James Callahan, 43, a teacher in Lowell, Mass., apparently didn’t understand a lot of what his students were saying when he started a list, which, in the last week or so, has been a Twitter hit.

He started a language dictionary of Generation Z, loosely defined as people born from the mid-1990s to the early 2000s.

“While the list itself is pretty innocuous, it is also in many ways a heuristic device for me,” he tells the Lowell Sun. “I get to learn some of the nuances of how teenagers communicate with each other, and I believe that can help me become a more effective teacher.”

Callahan, who teaches honors and Advanced Placement sociology, started asking his students to define slang terms they’d use in class. He added them to a spreadsheet that tracked the language.

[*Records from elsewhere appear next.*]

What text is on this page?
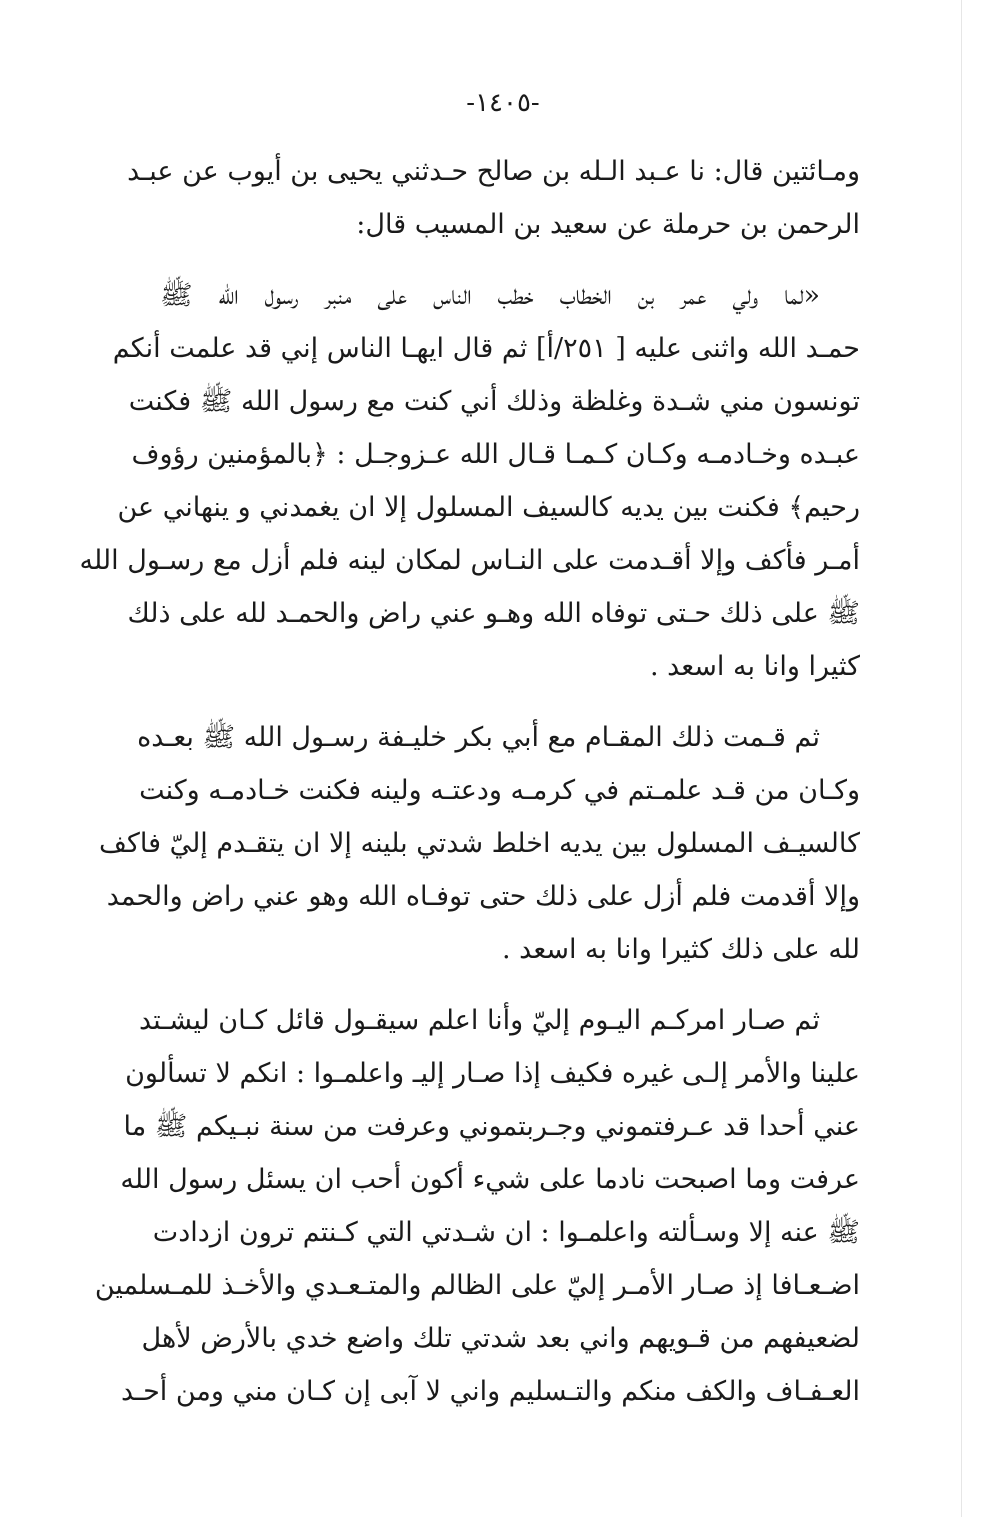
-١٤٠٥-
ومـائتين قال: نا عـبد الـله بن صالح حـدثني يحيى بن أيوب عن عبـد
الرحمن بن حرملة عن سعيد بن المسيب قال:
«لما ولي عمر بن الخطاب خطب الناس على منبر رسول الله ﷺ
حمـد الله واثنى عليه [ ٢٥١/أ] ثم قال ايهـا الناس إني قد علمت أنكم
تونسون مني شـدة وغلظة وذلك أني كنت مع رسول الله ﷺ فكنت
عبـده وخـادمـه وكـان كـمـا قـال الله عـزوجـل : ﴿بالمؤمنين رؤوف
رحيم﴾ فكنت بين يديه كالسيف المسلول إلا ان يغمدني و ينهاني عن
أمـر فأكف وإلا أقـدمت على النـاس لمكان لينه فلم أزل مع رسـول الله
ﷺ على ذلك حـتى توفاه الله وهـو عني راض والحمـد لله على ذلك
كثيرا وانا به اسعد .
ثم قـمت ذلك المقـام مع أبي بكر خليـفة رسـول الله ﷺ بعـده
وكـان من قـد علمـتم في كرمـه ودعتـه ولينه فكنت خـادمـه وكنت
كالسيـف المسلول بين يديه اخلط شدتي بلينه إلا ان يتقـدم إليّ فاكف
وإلا أقدمت فلم أزل على ذلك حتى توفـاه الله وهو عني راض والحمد
لله على ذلك كثيرا وانا به اسعد .
ثم صـار امركـم اليـوم إليّ وأنا اعلم ﺳﻴﻘـول قائل كـان ليشـتد
علينا والأمر إلـى غيره فكيف إذا صـار إليـ واعلمـوا : انكم لا تسألون
عني أحدا قد عـرفتموني وجـربتموني وعرفت من سنة نبـيكم ﷺ ما
عرفت وما اصبحت نادما على شيء أكون أحب ان يسئل رسول الله
ﷺ عنه إلا وسـألته واعلمـوا : ان شـدتي التي كـنتم ترون ازدادت
اضـعـافا إذ صـار الأمـر إليّ على الظالم والمتـعـدي والأخـذ للمـسلمين
لضعيفهم من قـويهم واني بعد شدتي تلك واضع خدي بالأرض لأهل
العـفـاف والكف منكم والتـسليم واني لا آبى إن كـان مني ومن أحـد
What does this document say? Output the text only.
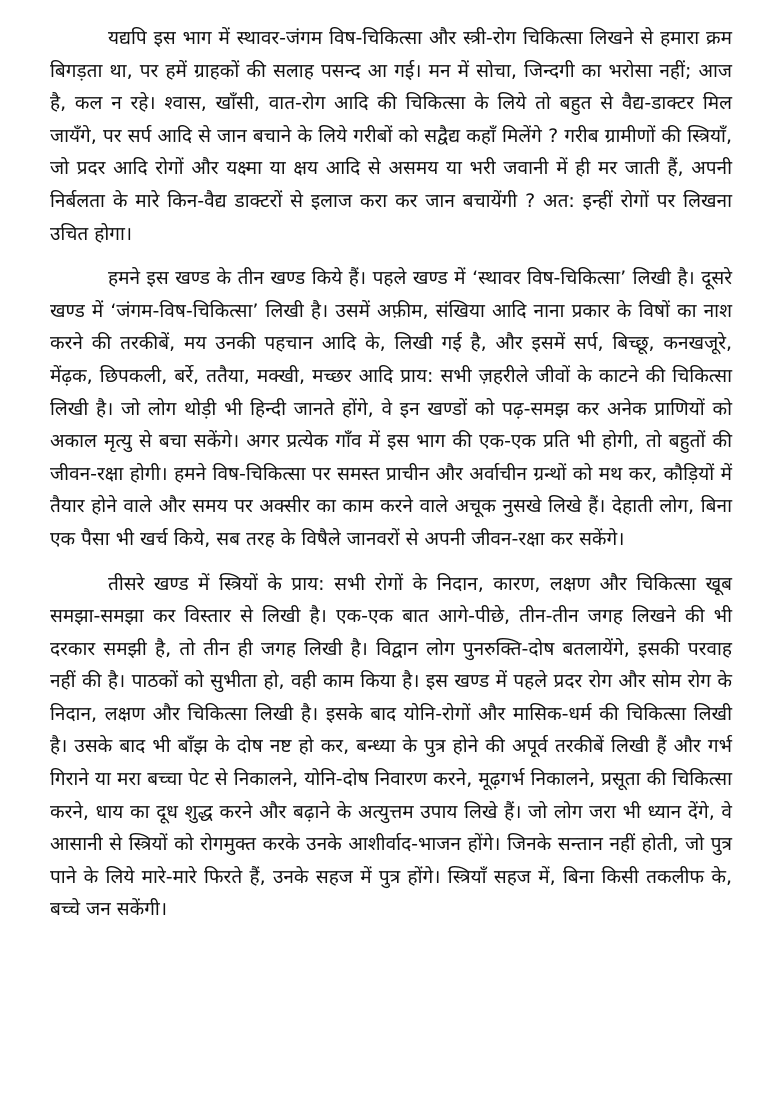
यद्यपि इस भाग में स्थावर-जंगम विष-चिकित्सा और स्त्री-रोग चिकित्सा लिखने से हमारा क्रम बिगड़ता था, पर हमें ग्राहकों की सलाह पसन्द आ गई। मन में सोचा, जिन्दगी का भरोसा नहीं; आज है, कल न रहे। श्वास, खाँसी, वात-रोग आदि की चिकित्सा के लिये तो बहुत से वैद्य-डाक्टर मिल जायँगे, पर सर्प आदि से जान बचाने के लिये गरीबों को सद्वैद्य कहाँ मिलेंगे ? गरीब ग्रामीणों की स्त्रियाँ, जो प्रदर आदि रोगों और यक्ष्मा या क्षय आदि से असमय या भरी जवानी में ही मर जाती हैं, अपनी निर्बलता के मारे किन-वैद्य डाक्टरों से इलाज करा कर जान बचायेंगी ? अत: इन्हीं रोगों पर लिखना उचित होगा।

हमने इस खण्ड के तीन खण्ड किये हैं। पहले खण्ड में ‘स्थावर विष-चिकित्सा’ लिखी है। दूसरे खण्ड में ‘जंगम-विष-चिकित्सा’ लिखी है। उसमें अफ़ीम, संखिया आदि नाना प्रकार के विषों का नाश करने की तरकीबें, मय उनकी पहचान आदि के, लिखी गई है, और इसमें सर्प, बिच्छू, कनखजूरे, मेंढ़क, छिपकली, बर्रे, ततैया, मक्खी, मच्छर आदि प्राय: सभी ज़हरीले जीवों के काटने की चिकित्सा लिखी है। जो लोग थोड़ी भी हिन्दी जानते होंगे, वे इन खण्डों को पढ़-समझ कर अनेक प्राणियों को अकाल मृत्यु से बचा सकेंगे। अगर प्रत्येक गाँव में इस भाग की एक-एक प्रति भी होगी, तो बहुतों की जीवन-रक्षा होगी। हमने विष-चिकित्सा पर समस्त प्राचीन और अर्वाचीन ग्रन्थों को मथ कर, कौड़ियों में तैयार होने वाले और समय पर अक्सीर का काम करने वाले अचूक नुसखे लिखे हैं। देहाती लोग, बिना एक पैसा भी खर्च किये, सब तरह के विषैले जानवरों से अपनी जीवन-रक्षा कर सकेंगे।

तीसरे खण्ड में स्त्रियों के प्राय: सभी रोगों के निदान, कारण, लक्षण और चिकित्सा खूब समझा-समझा कर विस्तार से लिखी है। एक-एक बात आगे-पीछे, तीन-तीन जगह लिखने की भी दरकार समझी है, तो तीन ही जगह लिखी है। विद्वान लोग पुनरुक्ति-दोष बतलायेंगे, इसकी परवाह नहीं की है। पाठकों को सुभीता हो, वही काम किया है। इस खण्ड में पहले प्रदर रोग और सोम रोग के निदान, लक्षण और चिकित्सा लिखी है। इसके बाद योनि-रोगों और मासिक-धर्म की चिकित्सा लिखी है। उसके बाद भी बाँझ के दोष नष्ट हो कर, बन्ध्या के पुत्र होने की अपूर्व तरकीबें लिखी हैं और गर्भ गिराने या मरा बच्चा पेट से निकालने, योनि-दोष निवारण करने, मूढ़गर्भ निकालने, प्रसूता की चिकित्सा करने, धाय का दूध शुद्ध करने और बढ़ाने के अत्युत्तम उपाय लिखे हैं। जो लोग जरा भी ध्यान देंगे, वे आसानी से स्त्रियों को रोगमुक्त करके उनके आशीर्वाद-भाजन होंगे। जिनके सन्तान नहीं होती, जो पुत्र पाने के लिये मारे-मारे फिरते हैं, उनके सहज में पुत्र होंगे। स्त्रियाँ सहज में, बिना किसी तकलीफ के, बच्चे जन सकेंगी।
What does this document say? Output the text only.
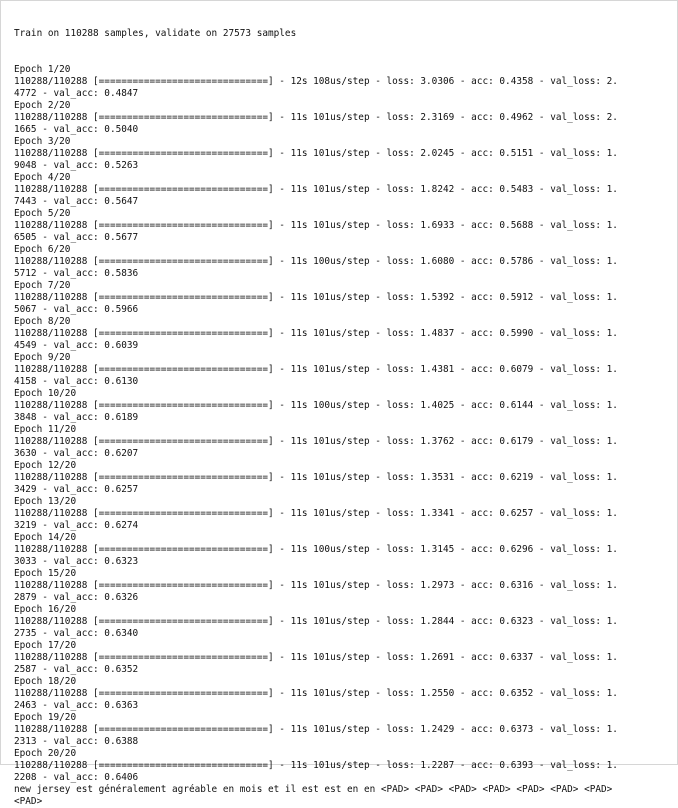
Train on 110288 samples, validate on 27573 samples

Epoch 1/20
110288/110288 [==============================] - 12s 108us/step - loss: 3.0306 - acc: 0.4358 - val_loss: 2.
4772 - val_acc: 0.4847
Epoch 2/20
110288/110288 [==============================] - 11s 101us/step - loss: 2.3169 - acc: 0.4962 - val_loss: 2.
1665 - val_acc: 0.5040
Epoch 3/20
110288/110288 [==============================] - 11s 101us/step - loss: 2.0245 - acc: 0.5151 - val_loss: 1.
9048 - val_acc: 0.5263
Epoch 4/20
110288/110288 [==============================] - 11s 101us/step - loss: 1.8242 - acc: 0.5483 - val_loss: 1.
7443 - val_acc: 0.5647
Epoch 5/20
110288/110288 [==============================] - 11s 101us/step - loss: 1.6933 - acc: 0.5688 - val_loss: 1.
6505 - val_acc: 0.5677
Epoch 6/20
110288/110288 [==============================] - 11s 100us/step - loss: 1.6080 - acc: 0.5786 - val_loss: 1.
5712 - val_acc: 0.5836
Epoch 7/20
110288/110288 [==============================] - 11s 101us/step - loss: 1.5392 - acc: 0.5912 - val_loss: 1.
5067 - val_acc: 0.5966
Epoch 8/20
110288/110288 [==============================] - 11s 101us/step - loss: 1.4837 - acc: 0.5990 - val_loss: 1.
4549 - val_acc: 0.6039
Epoch 9/20
110288/110288 [==============================] - 11s 101us/step - loss: 1.4381 - acc: 0.6079 - val_loss: 1.
4158 - val_acc: 0.6130
Epoch 10/20
110288/110288 [==============================] - 11s 100us/step - loss: 1.4025 - acc: 0.6144 - val_loss: 1.
3848 - val_acc: 0.6189
Epoch 11/20
110288/110288 [==============================] - 11s 101us/step - loss: 1.3762 - acc: 0.6179 - val_loss: 1.
3630 - val_acc: 0.6207
Epoch 12/20
110288/110288 [==============================] - 11s 101us/step - loss: 1.3531 - acc: 0.6219 - val_loss: 1.
3429 - val_acc: 0.6257
Epoch 13/20
110288/110288 [==============================] - 11s 101us/step - loss: 1.3341 - acc: 0.6257 - val_loss: 1.
3219 - val_acc: 0.6274
Epoch 14/20
110288/110288 [==============================] - 11s 100us/step - loss: 1.3145 - acc: 0.6296 - val_loss: 1.
3033 - val_acc: 0.6323
Epoch 15/20
110288/110288 [==============================] - 11s 101us/step - loss: 1.2973 - acc: 0.6316 - val_loss: 1.
2879 - val_acc: 0.6326
Epoch 16/20
110288/110288 [==============================] - 11s 101us/step - loss: 1.2844 - acc: 0.6323 - val_loss: 1.
2735 - val_acc: 0.6340
Epoch 17/20
110288/110288 [==============================] - 11s 101us/step - loss: 1.2691 - acc: 0.6337 - val_loss: 1.
2587 - val_acc: 0.6352
Epoch 18/20
110288/110288 [==============================] - 11s 101us/step - loss: 1.2550 - acc: 0.6352 - val_loss: 1.
2463 - val_acc: 0.6363
Epoch 19/20
110288/110288 [==============================] - 11s 101us/step - loss: 1.2429 - acc: 0.6373 - val_loss: 1.
2313 - val_acc: 0.6388
Epoch 20/20
110288/110288 [==============================] - 11s 101us/step - loss: 1.2287 - acc: 0.6393 - val_loss: 1.
2208 - val_acc: 0.6406
new jersey est généralement agréable en mois et il est est en en <PAD> <PAD> <PAD> <PAD> <PAD> <PAD> <PAD>
<PAD>
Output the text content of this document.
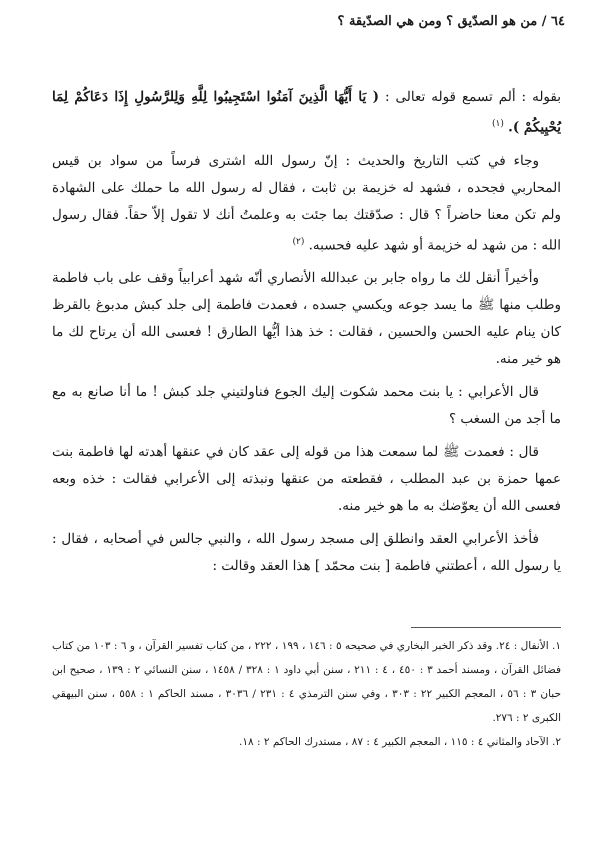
٦٤ / من هو الصدّيق ؟ ومن هي الصدّيقة ؟

بقوله : ألم تسمع قوله تعالى : ( يَا أَيُّهَا الَّذِينَ آمَنُوا اسْتَجِيبُوا لِلَّهِ وَلِلرَّسُولِ إِذَا دَعَاكُمْ لِمَا يُحْيِيكُمْ ). $^{(١)}$

وجاء في كتب التاريخ والحديث : إنّ رسول الله اشترى فرساً من سواد بن قيس المحاربي فجحده ، فشهد له خزيمة بن ثابت ، فقال له رسول الله ما حملك على الشهادة ولم تكن معنا حاضراً ؟ قال : صدّقتك بما جئت به وعلمتُ أنك لا تقول إلاّ حقاً. فقال رسول الله : من شهد له خزيمة أو شهد عليه فحسبه. $^{(٢)}$

وأخيراً أنقل لك ما رواه جابر بن عبدالله الأنصاري أنّه شهد أعرابياً وقف على باب فاطمة وطلب منها ﷺ ما يسد جوعه ويكسي جسده ، فعمدت فاطمة إلى جلد كبش مدبوغ بالقرظ كان ينام عليه الحسن والحسين ، فقالت : خذ هذا أيُّها الطارق ! فعسى الله أن يرتاح لك ما هو خير منه.

قال الأعرابي : يا بنت محمد شكوت إليك الجوع فناولتيني جلد كبش ! ما أنا صانع به مع ما أجد من السغب ؟

قال : فعمدت ﷺ لما سمعت هذا من قوله إلى عقد كان في عنقها أهدته لها فاطمة بنت عمها حمزة بن عبد المطلب ، فقطعته من عنقها ونبذته إلى الأعرابي فقالت : خذه وبعه فعسى الله أن يعوّضك به ما هو خير منه.

فأخذ الأعرابي العقد وانطلق إلى مسجد رسول الله ، والنبي جالس في أصحابه ، فقال : يا رسول الله ، أعطتني فاطمة [ بنت محمّد ] هذا العقد وقالت :

١. الأنفال : ٢٤. وقد ذكر الخبر البخاري في صحيحه ٥ : ١٤٦ ، ١٩٩ ، ٢٢٢ ، من كتاب تفسير القرآن ، و ٦ : ١٠٣ من كتاب فضائل القرآن ، ومسند أحمد ٣ : ٤٥٠ ، ٤ : ٢١١ ، سنن أبي داود ١ : ٣٢٨ / ١٤٥٨ ، سنن النسائي ٢ : ١٣٩ ، صحيح ابن حبان ٣ : ٥٦ ، المعجم الكبير ٢٢ : ٣٠٣ ، وفي سنن الترمذي ٤ : ٢٣١ / ٣٠٣٦ ، مسند الحاكم ١ : ٥٥٨ ، سنن البيهقي الكبرى ٢ : ٢٧٦.

٢. الآحاد والمثاني ٤ : ١١٥ ، المعجم الكبير ٤ : ٨٧ ، مستدرك الحاكم ٢ : ١٨.
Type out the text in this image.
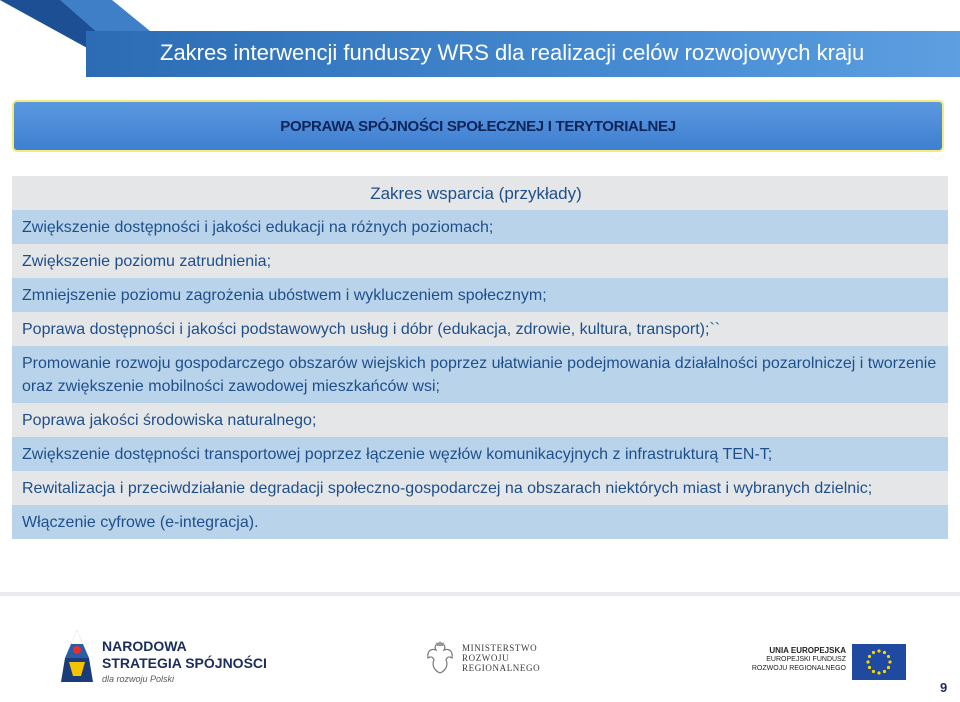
Zakres interwencji funduszy WRS dla realizacji celów rozwojowych kraju
POPRAWA SPÓJNOŚCI SPOŁECZNEJ I TERYTORIALNEJ
Zakres wsparcia (przykłady)
Zwiększenie dostępności i jakości edukacji na różnych poziomach;
Zwiększenie poziomu zatrudnienia;
Zmniejszenie poziomu zagrożenia ubóstwem i wykluczeniem społecznym;
Poprawa dostępności i jakości podstawowych usług i dóbr (edukacja, zdrowie, kultura, transport);``
Promowanie rozwoju gospodarczego obszarów wiejskich poprzez ułatwianie podejmowania działalności pozarolniczej i tworzenie oraz zwiększenie mobilności zawodowej mieszkańców wsi;
Poprawa jakości środowiska naturalnego;
Zwiększenie dostępności transportowej poprzez łączenie węzłów komunikacyjnych z infrastrukturą TEN-T;
Rewitalizacja i przeciwdziałanie degradacji społeczno-gospodarczej na obszarach niektórych miast i wybranych dzielnic;
Włączenie cyfrowe (e-integracja).
NARODOWA
STRATEGIA SPÓJNOŚCI
dla rozwoju Polski
MINISTERSTWO
ROZWOJU
REGIONALNEGO
UNIA EUROPEJSKA
EUROPEJSKI FUNDUSZ
ROZWOJU REGIONALNEGO
9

“Flexed on” is a verbal gesture of dominance. “Tea” is gossip. “Beat your face” means to apply makeup.

“Facts” and “periodt” have similar meanings. The former is defined as “I agree with what you just said; a confirming question; may be used as a question or statement of fact.”

Last week, he got famous when a student tweeted a picture of a portion of the spreadsheet.

Mr. Callahan used his brief internet fame to raise money to expand the technology available in his classroom, because he’s still a teacher and it’s still 2019, when teachers have to pay for many of the resources students need to help them learn.